We have the null space solution

$$\begin{aligned}&{c_1} \bar{ \phi }^{(2)}_{1}(\mathbf {x}) = -\frac{1}{2} {c_1}{x_1^2} \end{aligned}$$

(136)

$$\begin{aligned}&{c_1}\bar{ \phi }^{(2)}_{2}(\mathbf {x}) = -{c_1}{x_1}{x_2} \end{aligned}$$

(137)

$$\begin{aligned}&{c_1}\bar{ \phi }^{(2)}_{3}(\mathbf {x}) = -{c_1}{x_1}{x_3} - {c_1}{x_2^2} \end{aligned}$$

(138)

$$\begin{aligned}&{c_1} { \bar{\alpha }}^{(2)}(\mathbf {x})= -\frac{3}{2}{c_1}{x_1^2} + {c_1}{x_2^2} + 3 {c_1}{x_2}{x_3}\end{aligned}$$

(139)

$$\begin{aligned}&{c_1} { \bar{\beta }}^{(1)}(\mathbf {x})= {c_1}{x_1}, \end{aligned}$$

(140)

where \({c_1}\in \mathfrak {R}\) is an arbitrary constant. From () to (62) we can find \(\mathbf {z} , \varvec{\alpha }\) and \(\varvec{\beta }\)

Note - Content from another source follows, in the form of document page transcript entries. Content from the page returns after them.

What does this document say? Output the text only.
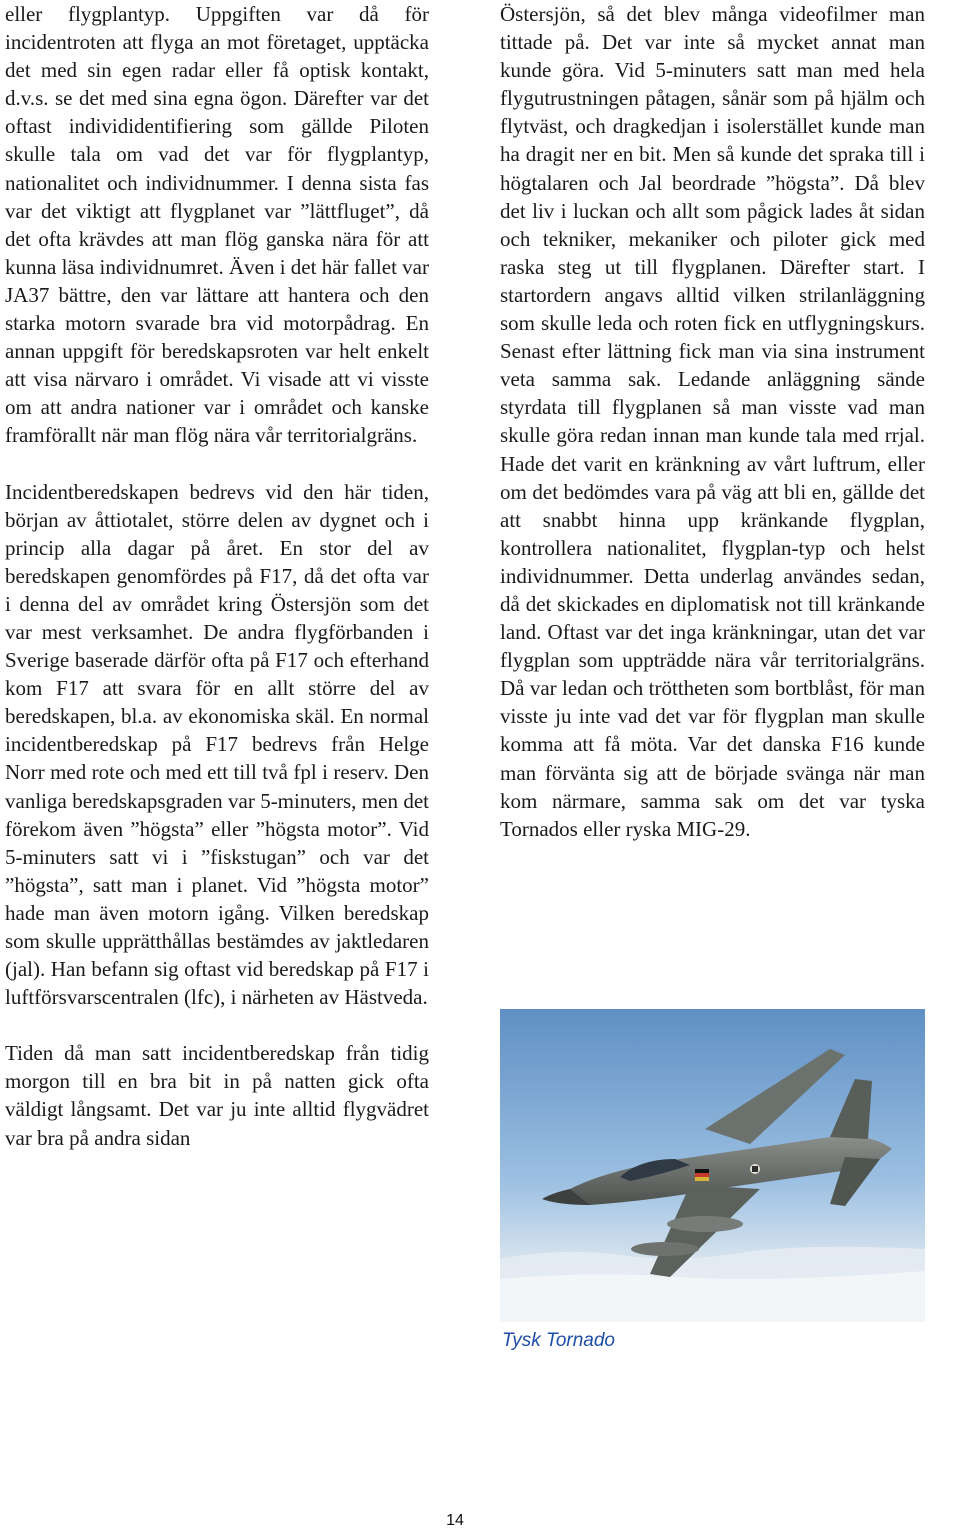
eller flygplantyp. Uppgiften var då för incidentroten att flyga an mot företaget, upptäcka det med sin egen radar eller få optisk kontakt, d.v.s. se det med sina egna ögon. Därefter var det oftast individidentifiering som gällde Piloten skulle tala om vad det var för flygplantyp, nationalitet och individnummer. I denna sista fas var det viktigt att flygplanet var ”lättfluget”, då det ofta krävdes att man flög ganska nära för att kunna läsa individnumret. Även i det här fallet var JA37 bättre, den var lättare att hantera och den starka motorn svarade bra vid motorpådrag. En annan uppgift för beredskapsroten var helt enkelt att visa närvaro i området. Vi visade att vi visste om att andra nationer var i området och kanske framförallt när man flög nära vår territorialgräns.

Incidentberedskapen bedrevs vid den här tiden, början av åttiotalet, större delen av dygnet och i princip alla dagar på året. En stor del av beredskapen genomfördes på F17, då det ofta var i denna del av området kring Östersjön som det var mest verksamhet. De andra flygförbanden i Sverige baserade därför ofta på F17 och efterhand kom F17 att svara för en allt större del av beredskapen, bl.a. av ekonomiska skäl. En normal incidentberedskap på F17 bedrevs från Helge Norr med rote och med ett till två fpl i reserv. Den vanliga beredskapsgraden var 5-minuters, men det förekom även ”högsta” eller ”högsta motor”. Vid 5-minuters satt vi i ”fiskstugan” och var det ”högsta”, satt man i planet. Vid ”högsta motor” hade man även motorn igång. Vilken beredskap som skulle upprätthållas bestämdes av jaktledaren (jal). Han befann sig oftast vid beredskap på F17 i luftförsvarscentralen (lfc), i närheten av Hästveda.

Tiden då man satt incidentberedskap från tidig morgon till en bra bit in på natten gick ofta väldigt långsamt. Det var ju inte alltid flygvädret var bra på andra sidan

Östersjön, så det blev många videofilmer man tittade på. Det var inte så mycket annat man kunde göra. Vid 5-minuters satt man med hela flygutrustningen påtagen, sånär som på hjälm och flytväst, och dragkedjan i isolerstället kunde man ha dragit ner en bit. Men så kunde det spraka till i högtalaren och Jal beordrade ”högsta”. Då blev det liv i luckan och allt som pågick lades åt sidan och tekniker, mekaniker och piloter gick med raska steg ut till flygplanen. Därefter start. I startordern angavs alltid vilken strilanläggning som skulle leda och roten fick en utflygningskurs. Senast efter lättning fick man via sina instrument veta samma sak. Ledande anläggning sände styrdata till flygplanen så man visste vad man skulle göra redan innan man kunde tala med rrjal. Hade det varit en kränkning av vårt luftrum, eller om det bedömdes vara på väg att bli en, gällde det att snabbt hinna upp kränkande flygplan, kontrollera nationalitet, flygplan-typ och helst individnummer. Detta underlag användes sedan, då det skickades en diplomatisk not till kränkande land. Oftast var det inga kränkningar, utan det var flygplan som uppträdde nära vår territorialgräns. Då var ledan och tröttheten som bortblåst, för man visste ju inte vad det var för flygplan man skulle komma att få möta. Var det danska F16 kunde man förvänta sig att de började svänga när man kom närmare, samma sak om det var tyska Tornados eller ryska MIG-29.

Tysk Tornado
14
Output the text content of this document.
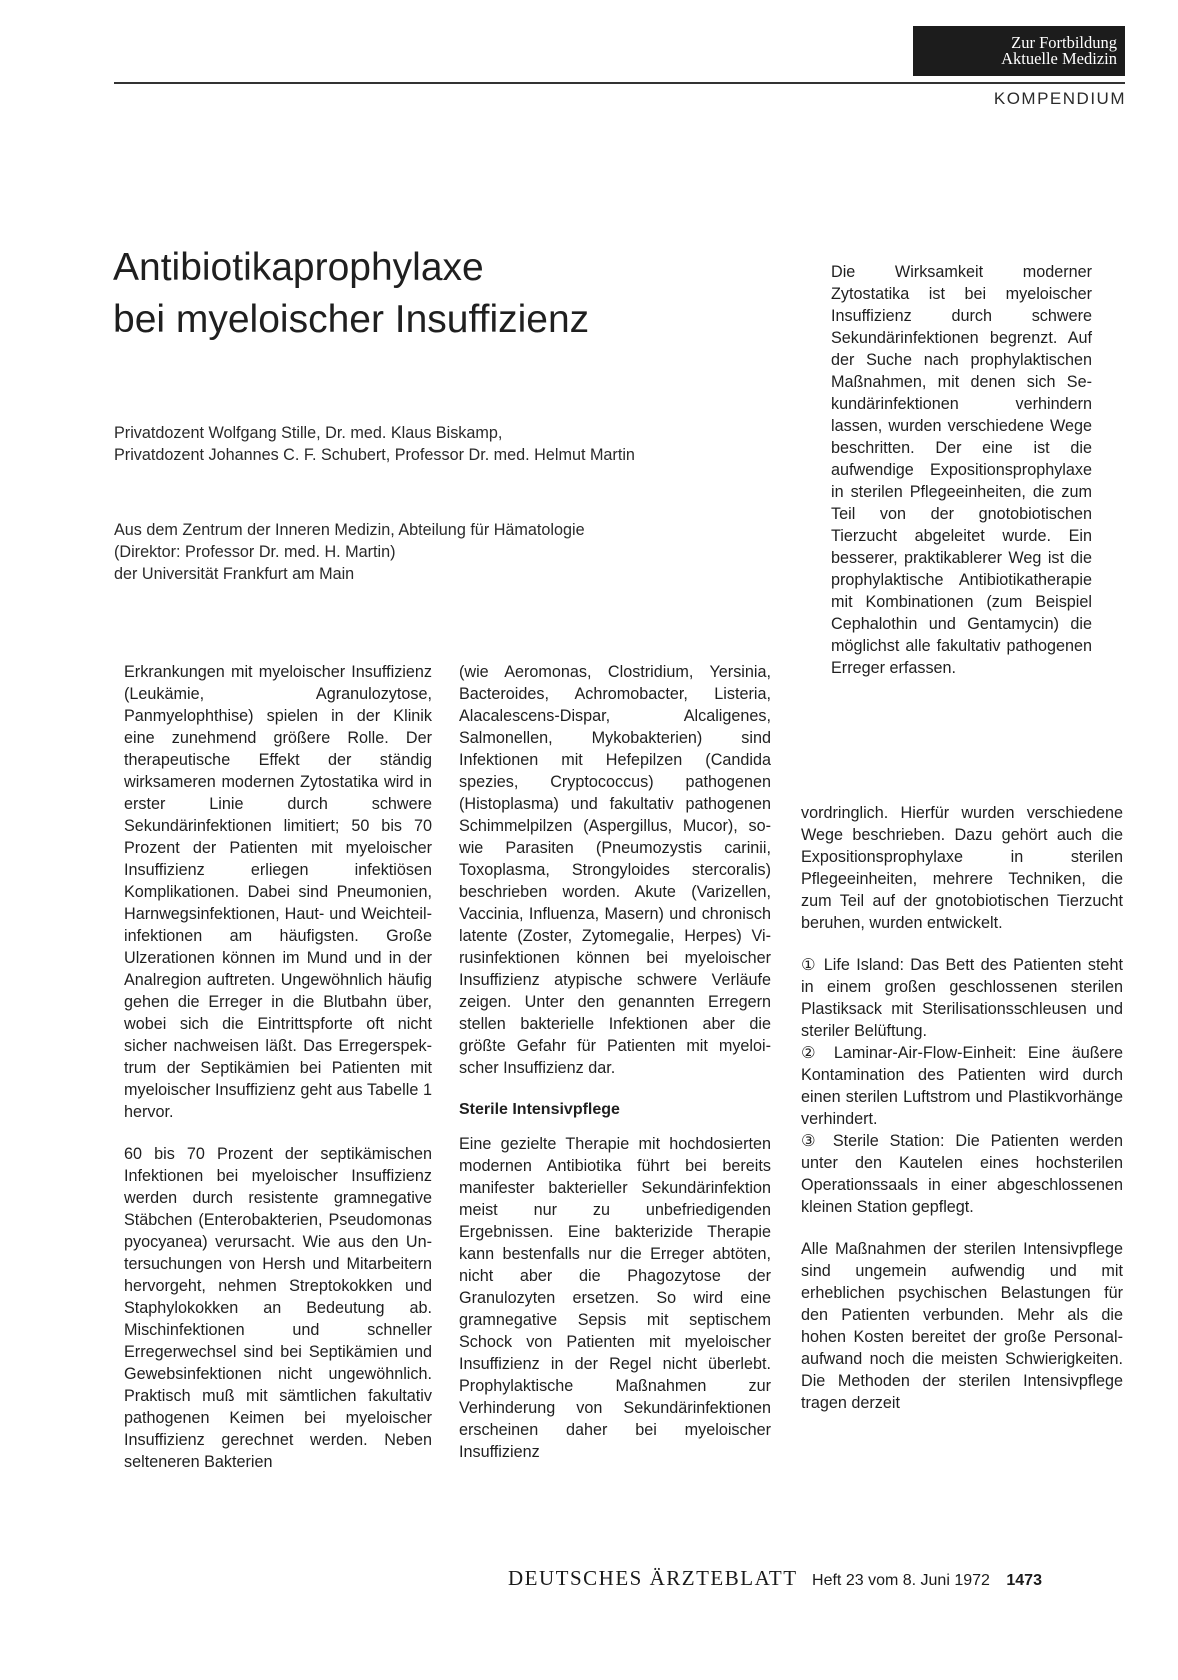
Zur Fortbildung
Aktuelle Medizin
KOMPENDIUM
Antibiotikaprophylaxe
bei myeloischer Insuffizienz
Privatdozent Wolfgang Stille, Dr. med. Klaus Biskamp,
Privatdozent Johannes C. F. Schubert, Professor Dr. med. Helmut Martin
Aus dem Zentrum der Inneren Medizin, Abteilung für Hämatologie
(Direktor: Professor Dr. med. H. Martin)
der Universität Frankfurt am Main

Die Wirksamkeit moderner Zytostatika ist bei myeloischer Insuffizienz durch schwere Sekundärinfektionen begrenzt. Auf der Suche nach prophylaktischen Maßnahmen, mit denen sich Sekundärinfektionen verhindern lassen, wurden verschiedene Wege beschritten. Der eine ist die aufwendige Expositionsprophylaxe in sterilen Pflegeeinheiten, die zum Teil von der gnotobiotischen Tierzucht abgeleitet wurde. Ein besserer, praktikablerer Weg ist die prophylaktische Antibiotikatherapie mit Kombinationen (zum Beispiel Cephalothin und Gentamycin) die möglichst alle fakultativ pathogenen Erreger erfassen.

Erkrankungen mit myeloischer Insuffizienz (Leukämie, Agranulozytose, Panmyelophthise) spielen in der Klinik eine zunehmend größere Rolle. Der therapeutische Effekt der ständig wirksameren modernen Zytostatika wird in erster Linie durch schwere Sekundärinfektionen limitiert; 50 bis 70 Prozent der Patienten mit myeloischer Insuffizienz erliegen infektiösen Komplikationen. Dabei sind Pneumonien, Harnwegsinfektionen, Haut- und Weichteilinfektionen am häufigsten. Große Ulzerationen können im Mund und in der Analregion auftreten. Ungewöhnlich häufig gehen die Erreger in die Blutbahn über, wobei sich die Eintrittspforte oft nicht sicher nachweisen läßt. Das Erregerspektrum der Septikämien bei Patienten mit myeloischer Insuffizienz geht aus Tabelle 1 hervor.

60 bis 70 Prozent der septikämischen Infektionen bei myeloischer Insuffizienz werden durch resistente gramnegative Stäbchen (Enterobakterien, Pseudomonas pyocyanea) verursacht. Wie aus den Untersuchungen von Hersh und Mitarbeitern hervorgeht, nehmen Streptokokken und Staphylokokken an Bedeutung ab. Mischinfektionen und schneller Erregerwechsel sind bei Septikämien und Gewebsinfektionen nicht ungewöhnlich. Praktisch muß mit sämtlichen fakultativ pathogenen Keimen bei myeloischer Insuffizienz gerechnet werden. Neben selteneren Bakterien

(wie Aeromonas, Clostridium, Yersinia, Bacteroides, Achromobacter, Listeria, Alacalescens-Dispar, Alcaligenes, Salmonellen, Mykobakterien) sind Infektionen mit Hefepilzen (Candida spezies, Cryptococcus) pathogenen (Histoplasma) und fakultativ pathogenen Schimmelpilzen (Aspergillus, Mucor), sowie Parasiten (Pneumozystis carinii, Toxoplasma, Strongyloides stercoralis) beschrieben worden. Akute (Varizellen, Vaccinia, Influenza, Masern) und chronisch latente (Zoster, Zytomegalie, Herpes) Virusinfektionen können bei myeloischer Insuffizienz atypische schwere Verläufe zeigen. Unter den genannten Erregern stellen bakterielle Infektionen aber die größte Gefahr für Patienten mit myeloischer Insuffizienz dar.

Sterile Intensivpflege

Eine gezielte Therapie mit hochdosierten modernen Antibiotika führt bei bereits manifester bakterieller Sekundärinfektion meist nur zu unbefriedigenden Ergebnissen. Eine bakterizide Therapie kann bestenfalls nur die Erreger abtöten, nicht aber die Phagozytose der Granulozyten ersetzen. So wird eine gramnegative Sepsis mit septischem Schock von Patienten mit myeloischer Insuffizienz in der Regel nicht überlebt. Prophylaktische Maßnahmen zur Verhinderung von Sekundärinfektionen erscheinen daher bei myeloischer Insuffizienz

vordringlich. Hierfür wurden verschiedene Wege beschrieben. Dazu gehört auch die Expositionsprophylaxe in sterilen Pflegeeinheiten, mehrere Techniken, die zum Teil auf der gnotobiotischen Tierzucht beruhen, wurden entwickelt.

① Life Island: Das Bett des Patienten steht in einem großen geschlossenen sterilen Plastiksack mit Sterilisationsschleusen und steriler Belüftung.

② Laminar-Air-Flow-Einheit: Eine äußere Kontamination des Patienten wird durch einen sterilen Luftstrom und Plastikvorhänge verhindert.

③ Sterile Station: Die Patienten werden unter den Kautelen eines hochsterilen Operationssaals in einer abgeschlossenen kleinen Station gepflegt.

Alle Maßnahmen der sterilen Intensivpflege sind ungemein aufwendig und mit erheblichen psychischen Belastungen für den Patienten verbunden. Mehr als die hohen Kosten bereitet der große Personalaufwand noch die meisten Schwierigkeiten. Die Methoden der sterilen Intensivpflege tragen derzeit

DEUTSCHES ÄRZTEBLATT Heft 23 vom 8. Juni 1972 1473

$$\begin{aligned}&z_1=x_1 - 0.197 {x_1^2} - {x_1} {x_3} + 0.5 {x_2^2} + \frac{1}{2} {c_1}{x_1^2} \end{aligned}$$

(141)

$$\begin{aligned}&z_2=x_2 + 4 {x_1^2} - 2.3939 {x_1} {x_2} + {c_1}{x_1}{x_2} \end{aligned}$$

(142)

$$\begin{aligned}&z_3= {x_3} + 7 {x_1} {x_2} -2.3939 {x_1} {x_3} - 1.3939 {x_2^2} + {x_3^2} + {c_1}{x_2^2}\end{aligned}$$

(143)

$$\begin{aligned}&\alpha = -1.4091 {x_1^2} + 7 {x_1} {x_2} -2 {x_1} {x_3} + 7.1061 {x_2^2} \nonumber \\&\qquad - 0.1818 {x_2} {x_3} - {x_3^2} -\frac{3}{2}{c_1}{x_1^2} + {c_1}{x_2^2} + 3 {c_1}{x_2}{x_3}\end{aligned}$$

(144)

$$\begin{aligned}&\beta = -2.3939 {x_1} + {x_2} + 2 {x_3} + {c_1}{x_1}. \end{aligned}$$

(145)

An exact nonlinear transformation is found by substituting \(\mathbf {z}, \alpha \) and \(\beta \) in (19) and (35)–(36). This example demonstrates how to find the nonlinear transformations for nonlinear system for which solving PDE is very challenging. Employing the proposed method, the nonlinear transformations are obtained without solving the PDE equations. In addition, utilizing the null space, a family of analytic solution can be generated. The control system designer will select the \(c_1\) value to meet design criteria. A family of solutions leading to the possibility of optimization considerations in selecting the desired exact solution.

5 Conclusion

We employed a known recursive method to compute the nonlinear transformation and nonlinear feedback for systems that satisfy the exact feedback linearization conditions. The coordinate transformations and nonlinear feedback are obtained symbolically without having to solve the nonlinear PDEs directly. The recursive algorithm is algebraic and computationally easier than solving the set of nonlinear PDEs. We utilize the fact that when the original nonlinear model fulfills the exact feedback linearization conditions, it also satisfies the approximate feedback linearization conditions up to order \(\rho \). We then applied an approximate feedback linearization method recursively to compute the nonlinear transformation and nonlinear feedback. We explored the family of solutions for PDEs using the null space and showed that by judiciously selecting the null space coefficients, we can obtain various solutions that converge to known exact solutions as \(\rho \rightarrow \infty \). The control system designer can select the null space coefficients to meet design criteria and improve the system performance.